Eigentlich hätte die 2013 installierte UV-Anlage alle Keime in der Karstquelle abtöten sollen, welche die Haushalte in Scharnstein, St. Konrad und Gschwandt mit Trinkwasser versorgt. Die beigezogenen Experten vermuten nun, dass bei Starkregen Trübstoffe wie etwa Blütenstaub durch feinste Ritzen im Karstgestein in das Wasser gelangen. Diese mit freiem Auge nicht sichtbaren Stoffe könnten möglicherweise verhindern, dass die UV-Anlage alle Keime erreicht, erklärt die Scharnsteiner Amtsleiterin Ilse Schachinger.
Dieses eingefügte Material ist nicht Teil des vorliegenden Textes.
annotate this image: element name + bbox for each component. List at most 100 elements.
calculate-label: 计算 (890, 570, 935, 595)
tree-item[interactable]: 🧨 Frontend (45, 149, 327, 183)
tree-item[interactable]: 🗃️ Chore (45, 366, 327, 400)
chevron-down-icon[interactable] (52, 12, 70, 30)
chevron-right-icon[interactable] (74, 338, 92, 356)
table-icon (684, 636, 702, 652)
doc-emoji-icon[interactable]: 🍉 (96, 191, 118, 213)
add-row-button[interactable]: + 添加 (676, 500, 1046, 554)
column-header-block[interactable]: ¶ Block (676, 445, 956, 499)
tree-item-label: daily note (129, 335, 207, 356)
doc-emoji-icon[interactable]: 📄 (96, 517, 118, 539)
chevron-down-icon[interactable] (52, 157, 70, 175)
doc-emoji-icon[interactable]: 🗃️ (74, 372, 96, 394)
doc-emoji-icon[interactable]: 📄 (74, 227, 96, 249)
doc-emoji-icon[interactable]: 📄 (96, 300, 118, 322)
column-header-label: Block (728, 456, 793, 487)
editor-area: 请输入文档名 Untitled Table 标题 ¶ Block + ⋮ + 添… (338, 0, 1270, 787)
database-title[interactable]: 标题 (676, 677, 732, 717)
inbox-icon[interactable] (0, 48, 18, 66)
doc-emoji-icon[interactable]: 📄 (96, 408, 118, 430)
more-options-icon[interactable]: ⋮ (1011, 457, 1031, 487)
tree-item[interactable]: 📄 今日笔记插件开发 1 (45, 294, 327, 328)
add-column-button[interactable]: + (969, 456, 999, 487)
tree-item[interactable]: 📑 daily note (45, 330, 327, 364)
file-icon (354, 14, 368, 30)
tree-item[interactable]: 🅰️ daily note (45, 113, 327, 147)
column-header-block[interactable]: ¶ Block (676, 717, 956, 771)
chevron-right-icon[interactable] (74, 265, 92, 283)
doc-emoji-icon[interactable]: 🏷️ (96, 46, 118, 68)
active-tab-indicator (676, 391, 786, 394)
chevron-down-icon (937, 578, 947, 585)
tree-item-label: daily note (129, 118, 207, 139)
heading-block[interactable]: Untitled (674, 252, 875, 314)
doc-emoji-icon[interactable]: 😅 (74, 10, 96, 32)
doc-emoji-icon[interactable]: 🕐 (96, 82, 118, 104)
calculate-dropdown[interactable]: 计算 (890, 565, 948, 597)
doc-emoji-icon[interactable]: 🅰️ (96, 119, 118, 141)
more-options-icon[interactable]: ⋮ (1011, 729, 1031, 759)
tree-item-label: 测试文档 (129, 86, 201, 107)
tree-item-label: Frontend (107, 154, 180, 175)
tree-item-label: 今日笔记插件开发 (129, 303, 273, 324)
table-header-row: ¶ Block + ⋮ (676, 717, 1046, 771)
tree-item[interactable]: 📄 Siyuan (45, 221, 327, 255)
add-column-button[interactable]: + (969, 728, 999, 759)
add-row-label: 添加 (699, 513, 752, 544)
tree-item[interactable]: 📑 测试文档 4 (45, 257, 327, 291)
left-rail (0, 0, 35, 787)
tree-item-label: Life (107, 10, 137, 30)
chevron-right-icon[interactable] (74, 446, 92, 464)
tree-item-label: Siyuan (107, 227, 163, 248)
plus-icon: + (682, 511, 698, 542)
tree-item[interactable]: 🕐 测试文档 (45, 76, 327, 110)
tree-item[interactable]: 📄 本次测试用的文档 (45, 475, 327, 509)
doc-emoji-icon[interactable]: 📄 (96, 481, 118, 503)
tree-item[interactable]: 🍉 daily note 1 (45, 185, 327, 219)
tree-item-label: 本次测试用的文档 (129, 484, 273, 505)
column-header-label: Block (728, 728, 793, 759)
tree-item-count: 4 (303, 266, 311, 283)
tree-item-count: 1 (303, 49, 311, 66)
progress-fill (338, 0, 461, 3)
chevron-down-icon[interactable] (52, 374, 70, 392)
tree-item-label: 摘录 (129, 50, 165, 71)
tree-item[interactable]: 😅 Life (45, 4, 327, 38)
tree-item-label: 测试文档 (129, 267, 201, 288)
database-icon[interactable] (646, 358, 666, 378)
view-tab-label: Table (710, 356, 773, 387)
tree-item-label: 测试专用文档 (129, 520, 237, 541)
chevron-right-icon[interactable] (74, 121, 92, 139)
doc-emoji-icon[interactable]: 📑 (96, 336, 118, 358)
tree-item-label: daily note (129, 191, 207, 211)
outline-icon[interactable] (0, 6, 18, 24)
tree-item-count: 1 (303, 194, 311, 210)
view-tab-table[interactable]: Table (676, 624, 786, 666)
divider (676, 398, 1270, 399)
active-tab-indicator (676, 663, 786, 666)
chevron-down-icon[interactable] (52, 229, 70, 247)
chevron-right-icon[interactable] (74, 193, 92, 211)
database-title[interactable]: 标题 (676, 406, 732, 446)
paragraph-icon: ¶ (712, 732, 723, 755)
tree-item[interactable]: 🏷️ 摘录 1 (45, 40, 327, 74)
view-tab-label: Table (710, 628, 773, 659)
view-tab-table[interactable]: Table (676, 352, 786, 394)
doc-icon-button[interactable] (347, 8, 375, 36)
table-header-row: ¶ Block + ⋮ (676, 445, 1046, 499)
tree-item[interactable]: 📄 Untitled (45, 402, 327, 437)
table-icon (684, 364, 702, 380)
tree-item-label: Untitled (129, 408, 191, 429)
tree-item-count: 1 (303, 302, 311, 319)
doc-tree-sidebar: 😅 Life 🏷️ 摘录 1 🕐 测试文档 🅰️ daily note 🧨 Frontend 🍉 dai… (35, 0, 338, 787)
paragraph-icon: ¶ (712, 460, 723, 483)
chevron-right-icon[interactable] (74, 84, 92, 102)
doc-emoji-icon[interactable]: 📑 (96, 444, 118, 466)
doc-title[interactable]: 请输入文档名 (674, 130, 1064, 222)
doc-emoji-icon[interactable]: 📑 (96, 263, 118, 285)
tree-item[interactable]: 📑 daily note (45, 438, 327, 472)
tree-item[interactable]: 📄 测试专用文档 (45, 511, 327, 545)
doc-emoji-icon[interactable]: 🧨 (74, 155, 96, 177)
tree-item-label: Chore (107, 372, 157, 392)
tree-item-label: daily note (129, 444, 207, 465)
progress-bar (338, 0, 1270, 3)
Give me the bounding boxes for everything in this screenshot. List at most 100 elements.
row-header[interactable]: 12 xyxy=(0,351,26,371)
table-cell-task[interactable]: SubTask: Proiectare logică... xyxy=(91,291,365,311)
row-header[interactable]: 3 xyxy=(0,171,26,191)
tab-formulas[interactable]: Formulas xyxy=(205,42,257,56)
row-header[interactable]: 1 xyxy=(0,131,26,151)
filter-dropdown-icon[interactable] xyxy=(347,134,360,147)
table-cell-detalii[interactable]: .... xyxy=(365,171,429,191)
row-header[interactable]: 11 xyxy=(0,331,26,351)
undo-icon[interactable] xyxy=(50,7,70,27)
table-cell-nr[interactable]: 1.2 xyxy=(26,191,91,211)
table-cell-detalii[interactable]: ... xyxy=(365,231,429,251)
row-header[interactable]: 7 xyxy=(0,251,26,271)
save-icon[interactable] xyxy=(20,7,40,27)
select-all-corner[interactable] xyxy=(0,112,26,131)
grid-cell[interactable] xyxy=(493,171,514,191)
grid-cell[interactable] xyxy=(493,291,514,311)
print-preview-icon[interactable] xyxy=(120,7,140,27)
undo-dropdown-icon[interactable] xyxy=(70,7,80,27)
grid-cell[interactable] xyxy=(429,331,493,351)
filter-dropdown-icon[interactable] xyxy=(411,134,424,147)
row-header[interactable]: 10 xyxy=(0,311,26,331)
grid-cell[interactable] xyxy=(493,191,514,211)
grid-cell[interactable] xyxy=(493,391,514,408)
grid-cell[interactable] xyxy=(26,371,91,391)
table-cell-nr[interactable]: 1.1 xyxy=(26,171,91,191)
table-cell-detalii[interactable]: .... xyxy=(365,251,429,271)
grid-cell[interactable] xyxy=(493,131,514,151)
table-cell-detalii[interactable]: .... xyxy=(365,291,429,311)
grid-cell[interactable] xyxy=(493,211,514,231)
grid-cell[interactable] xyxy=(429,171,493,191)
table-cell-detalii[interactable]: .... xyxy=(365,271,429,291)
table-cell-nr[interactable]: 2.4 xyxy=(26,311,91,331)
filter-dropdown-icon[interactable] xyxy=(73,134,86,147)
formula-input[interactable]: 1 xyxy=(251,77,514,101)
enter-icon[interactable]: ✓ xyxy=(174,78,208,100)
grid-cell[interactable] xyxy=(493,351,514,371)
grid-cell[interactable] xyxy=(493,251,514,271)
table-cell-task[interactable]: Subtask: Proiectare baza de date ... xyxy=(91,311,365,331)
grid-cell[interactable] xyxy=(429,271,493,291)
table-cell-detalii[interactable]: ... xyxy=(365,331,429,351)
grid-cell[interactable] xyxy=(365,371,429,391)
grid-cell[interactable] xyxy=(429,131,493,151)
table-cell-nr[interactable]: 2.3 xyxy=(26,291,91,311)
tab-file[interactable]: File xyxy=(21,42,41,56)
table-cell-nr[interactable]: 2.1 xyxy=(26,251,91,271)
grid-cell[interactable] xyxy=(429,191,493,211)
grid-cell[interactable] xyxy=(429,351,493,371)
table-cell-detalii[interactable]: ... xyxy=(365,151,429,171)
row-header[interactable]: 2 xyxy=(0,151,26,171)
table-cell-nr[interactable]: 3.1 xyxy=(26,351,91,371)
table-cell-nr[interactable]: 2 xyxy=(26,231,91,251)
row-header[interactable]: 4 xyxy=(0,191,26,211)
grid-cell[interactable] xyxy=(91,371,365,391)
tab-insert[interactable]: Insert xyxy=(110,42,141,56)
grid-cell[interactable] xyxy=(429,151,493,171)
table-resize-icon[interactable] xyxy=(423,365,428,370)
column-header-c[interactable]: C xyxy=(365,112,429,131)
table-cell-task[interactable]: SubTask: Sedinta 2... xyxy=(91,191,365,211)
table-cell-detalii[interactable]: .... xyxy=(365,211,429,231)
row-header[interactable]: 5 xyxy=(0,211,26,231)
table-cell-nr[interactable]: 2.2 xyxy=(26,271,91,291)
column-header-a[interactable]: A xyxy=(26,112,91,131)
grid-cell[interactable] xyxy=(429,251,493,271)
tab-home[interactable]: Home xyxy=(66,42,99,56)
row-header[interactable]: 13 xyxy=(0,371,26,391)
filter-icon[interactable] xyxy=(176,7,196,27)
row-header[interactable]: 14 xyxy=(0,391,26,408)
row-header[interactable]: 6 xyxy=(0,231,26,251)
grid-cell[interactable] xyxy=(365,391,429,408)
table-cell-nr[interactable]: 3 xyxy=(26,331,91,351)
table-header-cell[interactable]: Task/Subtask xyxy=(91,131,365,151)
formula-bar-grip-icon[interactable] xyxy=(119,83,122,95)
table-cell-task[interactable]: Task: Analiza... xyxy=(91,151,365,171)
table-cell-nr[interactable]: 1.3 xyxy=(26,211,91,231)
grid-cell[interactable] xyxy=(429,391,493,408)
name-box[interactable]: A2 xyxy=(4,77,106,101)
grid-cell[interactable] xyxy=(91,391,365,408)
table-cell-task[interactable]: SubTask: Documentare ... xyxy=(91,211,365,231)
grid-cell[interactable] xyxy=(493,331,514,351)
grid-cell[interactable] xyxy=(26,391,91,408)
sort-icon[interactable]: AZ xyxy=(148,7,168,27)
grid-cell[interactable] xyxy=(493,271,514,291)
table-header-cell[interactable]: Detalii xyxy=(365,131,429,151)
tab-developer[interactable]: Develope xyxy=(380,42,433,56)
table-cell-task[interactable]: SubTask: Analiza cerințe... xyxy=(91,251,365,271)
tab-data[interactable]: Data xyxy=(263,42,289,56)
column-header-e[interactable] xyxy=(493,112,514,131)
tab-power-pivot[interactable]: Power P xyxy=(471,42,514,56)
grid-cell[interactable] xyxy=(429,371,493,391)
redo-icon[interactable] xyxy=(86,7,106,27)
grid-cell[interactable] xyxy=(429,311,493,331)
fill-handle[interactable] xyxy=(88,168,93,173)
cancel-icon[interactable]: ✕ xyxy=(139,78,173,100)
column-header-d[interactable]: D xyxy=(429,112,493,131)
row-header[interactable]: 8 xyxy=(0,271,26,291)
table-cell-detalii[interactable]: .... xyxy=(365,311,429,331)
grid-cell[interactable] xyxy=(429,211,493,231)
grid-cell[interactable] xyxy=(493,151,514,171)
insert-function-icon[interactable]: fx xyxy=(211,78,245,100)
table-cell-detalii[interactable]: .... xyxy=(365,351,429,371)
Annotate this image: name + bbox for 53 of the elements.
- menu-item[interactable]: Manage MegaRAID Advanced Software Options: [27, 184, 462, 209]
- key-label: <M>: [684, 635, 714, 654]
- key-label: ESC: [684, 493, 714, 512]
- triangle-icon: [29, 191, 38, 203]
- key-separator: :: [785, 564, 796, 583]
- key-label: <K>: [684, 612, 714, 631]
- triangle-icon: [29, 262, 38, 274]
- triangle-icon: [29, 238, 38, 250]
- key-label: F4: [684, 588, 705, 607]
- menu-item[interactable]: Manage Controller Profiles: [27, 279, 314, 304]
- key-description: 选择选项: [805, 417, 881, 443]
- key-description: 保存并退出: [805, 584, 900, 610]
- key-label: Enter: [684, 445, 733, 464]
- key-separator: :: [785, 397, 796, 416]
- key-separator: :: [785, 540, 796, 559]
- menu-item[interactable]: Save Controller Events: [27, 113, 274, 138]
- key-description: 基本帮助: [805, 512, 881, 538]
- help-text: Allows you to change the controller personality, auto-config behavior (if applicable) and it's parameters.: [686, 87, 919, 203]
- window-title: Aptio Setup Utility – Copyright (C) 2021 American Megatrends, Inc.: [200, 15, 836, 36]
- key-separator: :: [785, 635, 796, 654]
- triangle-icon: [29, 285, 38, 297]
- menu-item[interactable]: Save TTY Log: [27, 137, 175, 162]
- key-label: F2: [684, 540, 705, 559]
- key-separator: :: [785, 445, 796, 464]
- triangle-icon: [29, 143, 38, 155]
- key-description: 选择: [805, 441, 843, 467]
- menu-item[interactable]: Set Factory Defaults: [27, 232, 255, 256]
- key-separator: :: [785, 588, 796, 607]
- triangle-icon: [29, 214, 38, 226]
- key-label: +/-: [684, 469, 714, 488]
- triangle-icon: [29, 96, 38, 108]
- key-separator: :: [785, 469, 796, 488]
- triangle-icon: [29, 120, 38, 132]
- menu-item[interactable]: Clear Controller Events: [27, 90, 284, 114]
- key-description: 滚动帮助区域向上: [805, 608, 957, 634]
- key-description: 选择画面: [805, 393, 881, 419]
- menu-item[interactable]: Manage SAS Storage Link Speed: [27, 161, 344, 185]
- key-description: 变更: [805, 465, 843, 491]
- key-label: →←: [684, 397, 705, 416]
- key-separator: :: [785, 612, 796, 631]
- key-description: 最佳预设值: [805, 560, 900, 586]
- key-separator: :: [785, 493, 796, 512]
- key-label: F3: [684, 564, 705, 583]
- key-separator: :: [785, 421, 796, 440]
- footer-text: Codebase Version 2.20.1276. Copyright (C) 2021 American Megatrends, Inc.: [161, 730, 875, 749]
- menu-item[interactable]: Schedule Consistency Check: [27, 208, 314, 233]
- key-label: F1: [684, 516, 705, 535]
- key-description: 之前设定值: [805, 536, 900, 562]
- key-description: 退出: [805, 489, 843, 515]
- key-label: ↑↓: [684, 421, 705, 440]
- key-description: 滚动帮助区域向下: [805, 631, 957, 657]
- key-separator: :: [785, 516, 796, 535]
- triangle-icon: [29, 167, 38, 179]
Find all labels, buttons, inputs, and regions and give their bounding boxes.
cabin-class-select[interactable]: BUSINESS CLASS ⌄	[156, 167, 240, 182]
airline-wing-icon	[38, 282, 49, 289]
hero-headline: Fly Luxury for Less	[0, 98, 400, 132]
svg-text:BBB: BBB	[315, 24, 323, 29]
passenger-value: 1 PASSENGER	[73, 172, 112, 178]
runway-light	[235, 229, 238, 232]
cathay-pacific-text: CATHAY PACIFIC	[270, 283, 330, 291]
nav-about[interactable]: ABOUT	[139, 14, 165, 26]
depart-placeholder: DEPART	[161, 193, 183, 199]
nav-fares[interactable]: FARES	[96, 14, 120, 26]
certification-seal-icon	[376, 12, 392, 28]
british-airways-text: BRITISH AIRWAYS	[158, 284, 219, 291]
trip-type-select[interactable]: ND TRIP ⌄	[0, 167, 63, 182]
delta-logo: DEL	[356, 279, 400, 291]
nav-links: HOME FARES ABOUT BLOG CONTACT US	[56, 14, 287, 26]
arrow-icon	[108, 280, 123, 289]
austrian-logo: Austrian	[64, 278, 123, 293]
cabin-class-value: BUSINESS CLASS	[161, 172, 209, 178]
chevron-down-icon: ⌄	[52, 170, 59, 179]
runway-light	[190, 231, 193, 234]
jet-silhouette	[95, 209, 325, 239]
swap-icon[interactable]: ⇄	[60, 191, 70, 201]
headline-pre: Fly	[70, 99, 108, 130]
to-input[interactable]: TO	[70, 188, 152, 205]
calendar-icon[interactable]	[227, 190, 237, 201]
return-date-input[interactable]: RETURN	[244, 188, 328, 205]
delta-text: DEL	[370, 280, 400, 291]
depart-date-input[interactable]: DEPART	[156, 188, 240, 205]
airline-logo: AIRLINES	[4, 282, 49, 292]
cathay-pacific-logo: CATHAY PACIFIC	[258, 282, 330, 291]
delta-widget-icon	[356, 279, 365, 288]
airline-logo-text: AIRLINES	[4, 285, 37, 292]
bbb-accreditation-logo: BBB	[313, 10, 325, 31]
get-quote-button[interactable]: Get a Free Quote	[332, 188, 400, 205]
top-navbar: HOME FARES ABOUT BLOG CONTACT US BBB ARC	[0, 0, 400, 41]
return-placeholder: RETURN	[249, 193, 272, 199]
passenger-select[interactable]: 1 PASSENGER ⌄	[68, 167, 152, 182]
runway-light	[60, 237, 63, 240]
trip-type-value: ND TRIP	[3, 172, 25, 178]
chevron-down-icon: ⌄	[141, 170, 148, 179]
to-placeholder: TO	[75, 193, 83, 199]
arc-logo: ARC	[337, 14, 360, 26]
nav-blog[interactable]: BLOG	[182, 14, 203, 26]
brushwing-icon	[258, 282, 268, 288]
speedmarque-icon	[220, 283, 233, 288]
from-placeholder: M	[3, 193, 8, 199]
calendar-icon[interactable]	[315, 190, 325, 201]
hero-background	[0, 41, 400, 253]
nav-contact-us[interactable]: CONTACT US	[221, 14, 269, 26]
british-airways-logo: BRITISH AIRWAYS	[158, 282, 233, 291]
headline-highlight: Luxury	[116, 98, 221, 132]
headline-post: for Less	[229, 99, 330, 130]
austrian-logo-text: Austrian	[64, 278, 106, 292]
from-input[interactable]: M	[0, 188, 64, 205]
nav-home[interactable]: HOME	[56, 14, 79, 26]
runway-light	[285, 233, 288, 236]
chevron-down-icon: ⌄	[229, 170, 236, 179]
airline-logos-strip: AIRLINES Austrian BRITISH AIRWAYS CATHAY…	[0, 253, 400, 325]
Bereits jetzt wird das ankommende Wasser auf seine UV-Durchlässigkeit getestet, nun sollen in Abstimmung mit der Wasserrechtsbehörde auch Trübungs- und Leitungsmessungen durchgeführt werden. Die entsprechende 19.000 Euro teure Anlage wurde bereits in Auftrag gegeben. „Dann muss die Situation erst einmal erforscht werden: Ob Trübstoffe in die Quelle gelangen, und – wenn ja – in welchen Situationen das passiert bzw. wie lange es anhält“, so Schachinger. Steht der Auslöser der Verschmutzung fest, sollen dann entsprechende Gegenmaßnahmen gesetzt werden.